Johansson, meanwhile, used her speech to address Trump himself.
"President Trump, I did not vote for you. That said, I respect that you are our President-elect and I want to be able to support you," she said. "First, I ask that you support me, support my sister, support my mother, support my best friend and all of our girlfriends, support the men and women here today that are anxiously awaiting to see how your next moves may drastically affect their lives."
"Support my daughter," she continued, "who may actually -- as a result of the appointments you have made -- grow up in a country that is moving backwards, not forwards, and who potentially may not have the right to make choices for her body and her future that your daughter, Ivanka, has been privileged to have."

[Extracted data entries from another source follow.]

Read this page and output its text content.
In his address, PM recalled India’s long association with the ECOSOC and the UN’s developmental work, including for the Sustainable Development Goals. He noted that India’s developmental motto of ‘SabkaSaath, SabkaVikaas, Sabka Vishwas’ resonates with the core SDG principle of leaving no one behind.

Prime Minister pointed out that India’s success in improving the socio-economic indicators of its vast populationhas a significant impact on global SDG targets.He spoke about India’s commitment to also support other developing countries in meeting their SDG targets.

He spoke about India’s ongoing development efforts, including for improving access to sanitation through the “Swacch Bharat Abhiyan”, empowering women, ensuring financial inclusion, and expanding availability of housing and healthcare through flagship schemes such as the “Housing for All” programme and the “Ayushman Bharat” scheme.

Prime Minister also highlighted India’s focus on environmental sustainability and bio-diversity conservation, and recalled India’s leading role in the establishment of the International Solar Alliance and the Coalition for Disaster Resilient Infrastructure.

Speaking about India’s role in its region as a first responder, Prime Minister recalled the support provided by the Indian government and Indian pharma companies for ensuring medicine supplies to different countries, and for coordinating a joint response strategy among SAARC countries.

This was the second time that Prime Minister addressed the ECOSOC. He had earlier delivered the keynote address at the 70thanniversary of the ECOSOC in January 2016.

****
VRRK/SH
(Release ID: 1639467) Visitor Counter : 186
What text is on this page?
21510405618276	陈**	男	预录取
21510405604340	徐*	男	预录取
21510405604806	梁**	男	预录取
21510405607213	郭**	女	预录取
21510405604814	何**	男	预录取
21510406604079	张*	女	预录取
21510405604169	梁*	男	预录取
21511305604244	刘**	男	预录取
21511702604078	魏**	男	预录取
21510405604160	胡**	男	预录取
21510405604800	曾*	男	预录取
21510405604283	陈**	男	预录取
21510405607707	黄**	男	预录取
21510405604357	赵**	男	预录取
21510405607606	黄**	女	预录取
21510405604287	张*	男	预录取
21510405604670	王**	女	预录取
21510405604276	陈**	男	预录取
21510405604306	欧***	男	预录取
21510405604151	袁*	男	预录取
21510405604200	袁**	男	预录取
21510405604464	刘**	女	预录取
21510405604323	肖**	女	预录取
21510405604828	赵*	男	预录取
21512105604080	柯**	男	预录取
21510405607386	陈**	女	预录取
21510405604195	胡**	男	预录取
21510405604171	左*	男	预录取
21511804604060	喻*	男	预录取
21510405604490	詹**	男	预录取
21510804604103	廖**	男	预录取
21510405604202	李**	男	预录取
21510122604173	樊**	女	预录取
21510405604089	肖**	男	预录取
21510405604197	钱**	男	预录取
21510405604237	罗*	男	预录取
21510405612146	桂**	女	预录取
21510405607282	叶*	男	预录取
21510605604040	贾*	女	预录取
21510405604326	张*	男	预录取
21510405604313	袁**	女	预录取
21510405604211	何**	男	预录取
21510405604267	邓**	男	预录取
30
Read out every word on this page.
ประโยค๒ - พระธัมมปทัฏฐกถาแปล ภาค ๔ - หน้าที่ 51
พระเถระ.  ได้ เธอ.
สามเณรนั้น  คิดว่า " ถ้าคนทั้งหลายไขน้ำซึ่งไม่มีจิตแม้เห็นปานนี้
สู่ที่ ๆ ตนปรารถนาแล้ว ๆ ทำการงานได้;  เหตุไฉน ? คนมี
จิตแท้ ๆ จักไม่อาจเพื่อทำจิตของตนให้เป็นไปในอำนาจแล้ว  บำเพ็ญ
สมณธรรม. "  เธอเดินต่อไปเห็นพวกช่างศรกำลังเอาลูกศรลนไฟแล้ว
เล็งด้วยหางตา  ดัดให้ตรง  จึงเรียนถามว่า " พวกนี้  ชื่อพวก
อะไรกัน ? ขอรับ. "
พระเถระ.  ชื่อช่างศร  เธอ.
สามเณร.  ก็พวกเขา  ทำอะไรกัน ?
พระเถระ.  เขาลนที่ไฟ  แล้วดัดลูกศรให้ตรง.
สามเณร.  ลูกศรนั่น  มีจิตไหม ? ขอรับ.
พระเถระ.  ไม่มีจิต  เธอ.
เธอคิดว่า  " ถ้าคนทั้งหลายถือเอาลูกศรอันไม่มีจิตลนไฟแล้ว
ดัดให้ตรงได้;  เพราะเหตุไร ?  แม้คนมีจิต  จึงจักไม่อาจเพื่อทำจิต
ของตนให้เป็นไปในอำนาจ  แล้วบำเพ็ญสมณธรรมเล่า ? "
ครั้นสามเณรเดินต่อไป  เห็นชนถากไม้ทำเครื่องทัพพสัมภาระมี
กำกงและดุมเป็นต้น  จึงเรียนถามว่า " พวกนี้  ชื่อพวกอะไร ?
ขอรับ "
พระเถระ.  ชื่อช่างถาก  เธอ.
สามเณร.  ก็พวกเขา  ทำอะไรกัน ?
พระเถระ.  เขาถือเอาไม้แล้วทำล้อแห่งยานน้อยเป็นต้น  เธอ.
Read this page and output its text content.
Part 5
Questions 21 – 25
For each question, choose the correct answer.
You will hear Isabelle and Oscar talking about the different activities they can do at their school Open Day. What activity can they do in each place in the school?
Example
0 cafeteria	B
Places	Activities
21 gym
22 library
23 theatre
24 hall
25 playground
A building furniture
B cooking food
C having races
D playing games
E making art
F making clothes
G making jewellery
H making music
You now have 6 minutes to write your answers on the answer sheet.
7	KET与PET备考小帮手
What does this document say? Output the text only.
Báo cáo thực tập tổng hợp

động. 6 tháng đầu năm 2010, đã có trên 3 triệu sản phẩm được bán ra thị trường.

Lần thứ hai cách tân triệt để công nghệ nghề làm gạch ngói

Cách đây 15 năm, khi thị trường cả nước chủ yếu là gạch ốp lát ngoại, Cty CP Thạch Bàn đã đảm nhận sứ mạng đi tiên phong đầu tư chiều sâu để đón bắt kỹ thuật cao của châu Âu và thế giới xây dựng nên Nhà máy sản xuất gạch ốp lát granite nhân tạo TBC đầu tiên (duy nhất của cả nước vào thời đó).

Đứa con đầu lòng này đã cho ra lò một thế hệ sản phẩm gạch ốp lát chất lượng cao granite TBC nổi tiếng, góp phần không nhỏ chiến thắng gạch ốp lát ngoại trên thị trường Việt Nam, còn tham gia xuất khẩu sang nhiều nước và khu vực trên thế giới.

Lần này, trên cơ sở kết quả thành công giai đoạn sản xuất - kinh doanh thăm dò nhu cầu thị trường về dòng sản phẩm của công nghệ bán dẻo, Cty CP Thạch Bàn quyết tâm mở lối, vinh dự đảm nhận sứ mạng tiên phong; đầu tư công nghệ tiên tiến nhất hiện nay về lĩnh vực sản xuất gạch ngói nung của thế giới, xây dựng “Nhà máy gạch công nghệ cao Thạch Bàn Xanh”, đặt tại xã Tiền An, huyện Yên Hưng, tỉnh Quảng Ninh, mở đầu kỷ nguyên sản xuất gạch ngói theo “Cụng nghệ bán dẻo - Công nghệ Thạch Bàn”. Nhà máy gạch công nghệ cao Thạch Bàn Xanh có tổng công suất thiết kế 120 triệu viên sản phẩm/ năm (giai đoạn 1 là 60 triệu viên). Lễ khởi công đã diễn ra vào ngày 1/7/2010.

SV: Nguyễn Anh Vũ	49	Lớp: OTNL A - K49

The actress then focused her speech on advocating for Planned Parenthood, and how its facilities have helped her and saved the lives of her friends.
"No judgment, no questions asked, Planned Parenthood provided a safe place where I could be treated with gentle guidance. Now, I may have been 15 and surprisingly self-sufficient, but I bet there isn’t one person here who has not been helped by Planned Parenthood, directly or otherwise," she said. "There are very real and devastating consequences to limiting access to what should be considered basic healthcare."
Madonna then gave a slightly more charged speech, delivering a "f**k you" to detractors of the movement.
"Welcome to the revolution of love, to the rebellion, to our refusal as women to accept this new age of tyranny, where not just women are in danger but all marginalized people, where being uniquely different right now might truly be considered a crime. It took this horrific moment of darkness to wake us the f**k up."
"To our detractors that insist that this march will never add up to anything, f**k you," she said, before insisting that this protest was just "the beginning."
"I have thought an awful lot about blowing up the White House, and I know this won't change anything. We cannot fall into despair," she confessed, before stating the she would "choose love," and performing "Express Yourself" and "Human Nature" -- the latter of which she dedicated to Trump.